Ravn’s new leaders conducted detailed modeling to determine what business outcomes will be necessary to be successful, but the airline will also be aided greatly by its ownership structure of one, according to McKinney. California entrepreneur Josh Jones is the airlines’ sole investor and he will be patient as Ravn rebuilds its operations, McKinney said.
“(Jones) is not a private equity guy. He’s done well for himself. He’s been an incubator of other businesses and started and sold several businesses of his own but just a really, really sharp guy and he saw an opportunity here and saw the vision that we have, so yeah, we have to keep one guy happy, which makes life a lot easier,” McKinney said, adding that Jones wants Ravn to offer free wi-fi at all of its facilities.

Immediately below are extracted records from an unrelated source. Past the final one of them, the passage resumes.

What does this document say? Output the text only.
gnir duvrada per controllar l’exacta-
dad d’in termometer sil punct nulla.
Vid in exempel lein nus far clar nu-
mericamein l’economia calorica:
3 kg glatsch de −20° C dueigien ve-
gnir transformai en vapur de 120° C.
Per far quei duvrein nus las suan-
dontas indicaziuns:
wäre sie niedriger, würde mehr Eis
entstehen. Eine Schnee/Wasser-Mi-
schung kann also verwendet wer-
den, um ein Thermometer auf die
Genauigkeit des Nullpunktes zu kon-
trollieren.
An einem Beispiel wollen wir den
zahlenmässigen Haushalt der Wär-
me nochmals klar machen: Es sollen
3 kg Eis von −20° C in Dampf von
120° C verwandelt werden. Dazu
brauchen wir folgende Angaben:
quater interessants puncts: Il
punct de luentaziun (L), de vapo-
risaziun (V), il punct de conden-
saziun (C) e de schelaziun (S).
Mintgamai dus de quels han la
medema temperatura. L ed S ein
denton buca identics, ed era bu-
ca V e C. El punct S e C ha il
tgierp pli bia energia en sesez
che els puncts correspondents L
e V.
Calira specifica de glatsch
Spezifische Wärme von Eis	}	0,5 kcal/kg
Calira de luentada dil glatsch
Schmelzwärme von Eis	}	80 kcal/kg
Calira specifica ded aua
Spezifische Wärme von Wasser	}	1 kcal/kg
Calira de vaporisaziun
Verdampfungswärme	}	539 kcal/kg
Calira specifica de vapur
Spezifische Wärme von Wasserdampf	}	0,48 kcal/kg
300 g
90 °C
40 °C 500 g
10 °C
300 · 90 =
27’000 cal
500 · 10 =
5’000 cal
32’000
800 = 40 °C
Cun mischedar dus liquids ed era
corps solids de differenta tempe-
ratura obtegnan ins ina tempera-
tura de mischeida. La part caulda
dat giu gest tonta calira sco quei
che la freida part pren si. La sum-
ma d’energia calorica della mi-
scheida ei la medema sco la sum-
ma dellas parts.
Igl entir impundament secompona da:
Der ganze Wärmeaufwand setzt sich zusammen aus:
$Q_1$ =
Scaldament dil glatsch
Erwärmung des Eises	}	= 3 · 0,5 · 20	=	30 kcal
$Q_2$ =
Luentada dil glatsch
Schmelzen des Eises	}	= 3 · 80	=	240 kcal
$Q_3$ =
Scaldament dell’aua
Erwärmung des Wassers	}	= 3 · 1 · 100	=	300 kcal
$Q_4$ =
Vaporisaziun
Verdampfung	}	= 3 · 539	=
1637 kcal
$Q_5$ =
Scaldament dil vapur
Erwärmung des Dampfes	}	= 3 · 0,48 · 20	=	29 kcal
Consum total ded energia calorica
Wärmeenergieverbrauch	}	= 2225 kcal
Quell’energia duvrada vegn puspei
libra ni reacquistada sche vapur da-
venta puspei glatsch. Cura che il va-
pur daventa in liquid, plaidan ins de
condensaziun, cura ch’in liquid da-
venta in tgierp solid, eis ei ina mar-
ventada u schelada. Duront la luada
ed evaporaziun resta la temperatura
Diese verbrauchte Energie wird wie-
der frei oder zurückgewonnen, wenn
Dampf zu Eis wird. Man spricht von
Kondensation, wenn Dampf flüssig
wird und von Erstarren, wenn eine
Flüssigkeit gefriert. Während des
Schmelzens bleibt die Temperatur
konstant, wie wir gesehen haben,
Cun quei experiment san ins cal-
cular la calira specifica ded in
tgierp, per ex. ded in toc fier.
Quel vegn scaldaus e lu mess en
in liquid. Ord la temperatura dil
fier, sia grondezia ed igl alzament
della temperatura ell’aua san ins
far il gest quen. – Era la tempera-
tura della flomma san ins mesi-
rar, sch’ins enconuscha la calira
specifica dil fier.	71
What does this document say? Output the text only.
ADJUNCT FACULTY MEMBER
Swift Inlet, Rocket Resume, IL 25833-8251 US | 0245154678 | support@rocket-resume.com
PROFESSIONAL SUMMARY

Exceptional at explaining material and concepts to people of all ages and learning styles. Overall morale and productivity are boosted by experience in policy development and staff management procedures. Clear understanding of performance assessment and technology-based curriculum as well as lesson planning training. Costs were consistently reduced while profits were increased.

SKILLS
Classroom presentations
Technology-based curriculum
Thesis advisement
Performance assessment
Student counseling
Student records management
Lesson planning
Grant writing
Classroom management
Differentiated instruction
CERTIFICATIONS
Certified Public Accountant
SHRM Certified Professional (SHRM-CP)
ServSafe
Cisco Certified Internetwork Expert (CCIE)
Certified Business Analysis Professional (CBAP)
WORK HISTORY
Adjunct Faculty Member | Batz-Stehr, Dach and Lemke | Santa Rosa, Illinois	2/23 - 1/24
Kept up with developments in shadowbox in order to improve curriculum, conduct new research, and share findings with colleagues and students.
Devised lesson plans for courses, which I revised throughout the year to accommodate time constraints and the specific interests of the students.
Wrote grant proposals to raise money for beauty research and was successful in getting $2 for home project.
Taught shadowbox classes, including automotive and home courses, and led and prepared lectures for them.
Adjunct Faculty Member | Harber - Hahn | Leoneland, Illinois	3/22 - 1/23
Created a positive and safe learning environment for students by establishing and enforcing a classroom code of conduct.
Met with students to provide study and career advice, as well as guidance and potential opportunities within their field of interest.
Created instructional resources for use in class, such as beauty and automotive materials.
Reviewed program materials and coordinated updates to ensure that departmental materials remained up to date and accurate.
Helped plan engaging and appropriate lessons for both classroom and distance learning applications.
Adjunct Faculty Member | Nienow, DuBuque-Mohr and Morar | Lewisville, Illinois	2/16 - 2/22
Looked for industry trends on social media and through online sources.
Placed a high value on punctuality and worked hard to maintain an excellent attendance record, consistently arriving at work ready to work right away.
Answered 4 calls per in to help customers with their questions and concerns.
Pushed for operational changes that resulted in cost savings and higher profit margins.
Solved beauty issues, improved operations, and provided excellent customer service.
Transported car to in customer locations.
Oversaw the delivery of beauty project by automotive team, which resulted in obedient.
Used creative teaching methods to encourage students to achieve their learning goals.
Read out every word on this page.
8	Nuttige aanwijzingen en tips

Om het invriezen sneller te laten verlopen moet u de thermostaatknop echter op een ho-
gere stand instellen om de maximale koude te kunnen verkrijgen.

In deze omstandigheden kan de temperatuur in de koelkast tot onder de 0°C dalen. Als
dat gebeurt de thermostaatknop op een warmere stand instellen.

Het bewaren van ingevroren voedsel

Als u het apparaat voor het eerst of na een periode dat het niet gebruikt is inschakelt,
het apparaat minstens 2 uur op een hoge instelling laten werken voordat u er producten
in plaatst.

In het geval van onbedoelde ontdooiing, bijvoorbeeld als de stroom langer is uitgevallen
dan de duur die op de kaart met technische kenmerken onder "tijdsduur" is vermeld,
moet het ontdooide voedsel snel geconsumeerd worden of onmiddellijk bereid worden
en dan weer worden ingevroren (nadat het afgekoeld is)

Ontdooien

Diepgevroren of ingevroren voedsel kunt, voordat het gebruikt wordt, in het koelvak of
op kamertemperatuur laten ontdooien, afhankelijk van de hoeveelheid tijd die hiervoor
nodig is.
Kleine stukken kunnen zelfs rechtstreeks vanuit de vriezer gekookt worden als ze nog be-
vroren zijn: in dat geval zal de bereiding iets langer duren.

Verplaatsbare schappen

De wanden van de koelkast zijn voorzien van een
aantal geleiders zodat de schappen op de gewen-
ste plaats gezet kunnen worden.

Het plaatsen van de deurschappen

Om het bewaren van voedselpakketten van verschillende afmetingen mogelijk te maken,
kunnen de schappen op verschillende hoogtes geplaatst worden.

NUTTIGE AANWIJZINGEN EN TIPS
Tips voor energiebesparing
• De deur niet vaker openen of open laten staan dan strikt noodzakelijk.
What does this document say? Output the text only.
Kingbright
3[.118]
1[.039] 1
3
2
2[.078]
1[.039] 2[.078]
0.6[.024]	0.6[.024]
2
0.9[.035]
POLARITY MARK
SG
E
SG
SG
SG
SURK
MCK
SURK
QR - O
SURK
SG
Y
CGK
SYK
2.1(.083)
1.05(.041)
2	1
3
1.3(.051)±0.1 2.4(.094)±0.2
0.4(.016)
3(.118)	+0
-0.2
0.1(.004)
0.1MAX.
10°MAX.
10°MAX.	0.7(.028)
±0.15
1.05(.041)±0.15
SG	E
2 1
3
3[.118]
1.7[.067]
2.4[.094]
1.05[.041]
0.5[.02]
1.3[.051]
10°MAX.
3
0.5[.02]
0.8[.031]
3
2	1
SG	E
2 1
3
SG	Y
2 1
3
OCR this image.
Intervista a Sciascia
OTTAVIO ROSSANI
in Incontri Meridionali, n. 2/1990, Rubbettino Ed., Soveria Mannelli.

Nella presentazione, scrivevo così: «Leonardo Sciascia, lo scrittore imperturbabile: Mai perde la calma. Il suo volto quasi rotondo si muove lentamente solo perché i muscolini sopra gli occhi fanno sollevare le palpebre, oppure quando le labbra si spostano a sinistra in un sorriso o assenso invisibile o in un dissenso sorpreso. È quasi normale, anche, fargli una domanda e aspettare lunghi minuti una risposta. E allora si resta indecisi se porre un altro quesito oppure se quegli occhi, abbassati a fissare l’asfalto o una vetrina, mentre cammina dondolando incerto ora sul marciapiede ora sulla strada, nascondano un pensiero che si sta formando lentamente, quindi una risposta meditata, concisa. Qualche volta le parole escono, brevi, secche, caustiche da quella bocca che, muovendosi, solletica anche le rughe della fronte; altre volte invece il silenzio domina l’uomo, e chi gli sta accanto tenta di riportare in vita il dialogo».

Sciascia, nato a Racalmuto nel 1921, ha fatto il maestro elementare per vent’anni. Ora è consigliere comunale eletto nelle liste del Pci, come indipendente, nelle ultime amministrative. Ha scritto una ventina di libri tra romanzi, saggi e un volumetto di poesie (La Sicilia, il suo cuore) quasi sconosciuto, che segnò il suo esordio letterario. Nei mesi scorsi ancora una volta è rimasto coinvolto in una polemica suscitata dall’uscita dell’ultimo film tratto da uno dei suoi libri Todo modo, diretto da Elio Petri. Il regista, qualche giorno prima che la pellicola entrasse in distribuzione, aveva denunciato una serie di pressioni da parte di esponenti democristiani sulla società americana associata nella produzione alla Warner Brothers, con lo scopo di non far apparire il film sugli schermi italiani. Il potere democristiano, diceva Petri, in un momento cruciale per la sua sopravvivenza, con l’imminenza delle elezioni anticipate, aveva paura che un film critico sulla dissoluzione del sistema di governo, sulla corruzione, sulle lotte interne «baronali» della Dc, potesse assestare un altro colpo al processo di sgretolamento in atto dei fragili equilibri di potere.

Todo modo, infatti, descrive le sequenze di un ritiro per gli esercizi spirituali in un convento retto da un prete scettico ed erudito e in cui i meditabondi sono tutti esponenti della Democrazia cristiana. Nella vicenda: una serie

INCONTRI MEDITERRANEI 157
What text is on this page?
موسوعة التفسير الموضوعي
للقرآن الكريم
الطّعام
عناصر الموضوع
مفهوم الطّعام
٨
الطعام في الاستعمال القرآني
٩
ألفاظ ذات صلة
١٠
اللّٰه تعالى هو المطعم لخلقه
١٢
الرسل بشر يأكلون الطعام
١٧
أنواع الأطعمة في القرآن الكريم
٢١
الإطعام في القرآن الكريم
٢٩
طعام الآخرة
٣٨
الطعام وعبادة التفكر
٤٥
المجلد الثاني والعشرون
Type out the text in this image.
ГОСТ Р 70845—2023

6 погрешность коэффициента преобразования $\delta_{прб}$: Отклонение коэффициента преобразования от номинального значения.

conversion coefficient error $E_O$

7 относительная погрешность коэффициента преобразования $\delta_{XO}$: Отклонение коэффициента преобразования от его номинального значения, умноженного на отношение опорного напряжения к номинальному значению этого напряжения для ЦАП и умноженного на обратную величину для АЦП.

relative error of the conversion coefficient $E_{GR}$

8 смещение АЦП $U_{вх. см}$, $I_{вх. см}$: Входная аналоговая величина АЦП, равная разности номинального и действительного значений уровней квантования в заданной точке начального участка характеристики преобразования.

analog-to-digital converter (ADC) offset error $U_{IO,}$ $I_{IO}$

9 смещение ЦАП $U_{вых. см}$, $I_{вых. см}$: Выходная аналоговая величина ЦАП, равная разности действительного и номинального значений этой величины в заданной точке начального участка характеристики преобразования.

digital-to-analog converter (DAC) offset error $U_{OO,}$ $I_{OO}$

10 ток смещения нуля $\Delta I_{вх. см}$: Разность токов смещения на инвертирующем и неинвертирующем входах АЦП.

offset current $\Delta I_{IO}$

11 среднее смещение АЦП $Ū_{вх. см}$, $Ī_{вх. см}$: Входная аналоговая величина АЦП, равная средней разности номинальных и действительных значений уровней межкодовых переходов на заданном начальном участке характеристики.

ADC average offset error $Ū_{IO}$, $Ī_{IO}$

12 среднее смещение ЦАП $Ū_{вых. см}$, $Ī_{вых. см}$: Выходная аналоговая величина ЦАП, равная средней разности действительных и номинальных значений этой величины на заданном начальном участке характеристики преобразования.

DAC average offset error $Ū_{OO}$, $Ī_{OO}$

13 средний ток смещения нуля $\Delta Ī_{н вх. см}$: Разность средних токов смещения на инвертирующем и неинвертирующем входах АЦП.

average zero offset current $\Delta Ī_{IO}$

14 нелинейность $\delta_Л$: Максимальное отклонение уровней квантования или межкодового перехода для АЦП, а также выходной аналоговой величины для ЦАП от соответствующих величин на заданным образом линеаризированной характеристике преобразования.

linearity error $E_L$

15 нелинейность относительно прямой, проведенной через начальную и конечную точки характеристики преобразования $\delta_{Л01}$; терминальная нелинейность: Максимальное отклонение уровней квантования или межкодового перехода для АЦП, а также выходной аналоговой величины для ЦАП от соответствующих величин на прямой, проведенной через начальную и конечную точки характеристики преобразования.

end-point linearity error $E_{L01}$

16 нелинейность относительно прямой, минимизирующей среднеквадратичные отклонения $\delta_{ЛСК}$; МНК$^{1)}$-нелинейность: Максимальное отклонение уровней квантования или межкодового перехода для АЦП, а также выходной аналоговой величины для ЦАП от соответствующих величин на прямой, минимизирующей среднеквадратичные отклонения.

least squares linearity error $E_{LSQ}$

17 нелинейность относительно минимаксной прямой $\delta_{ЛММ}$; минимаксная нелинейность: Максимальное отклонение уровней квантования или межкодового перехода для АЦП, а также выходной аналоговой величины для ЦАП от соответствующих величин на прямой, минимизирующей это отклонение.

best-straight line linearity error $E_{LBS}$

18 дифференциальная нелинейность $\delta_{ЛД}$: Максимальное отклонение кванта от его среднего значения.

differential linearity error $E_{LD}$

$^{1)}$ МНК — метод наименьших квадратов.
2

“He’s very, very customer service driven and believes strongly that if we take care of our customers they will take care of us.”
Ravn’s prior majority owners were the New York-based investment firms W Capital Partners and J. F. Lehman and Co., according to bankruptcy filings.
Attempts to reach Jones in time for publishing of this article were unsuccessful.
“We really are a different Ravn; same planes and the same paint but we have such a different attitude towards the people that we serve,” McKinney said. “We truly care about the communities and we want to be a part of their lives that they can depend on.”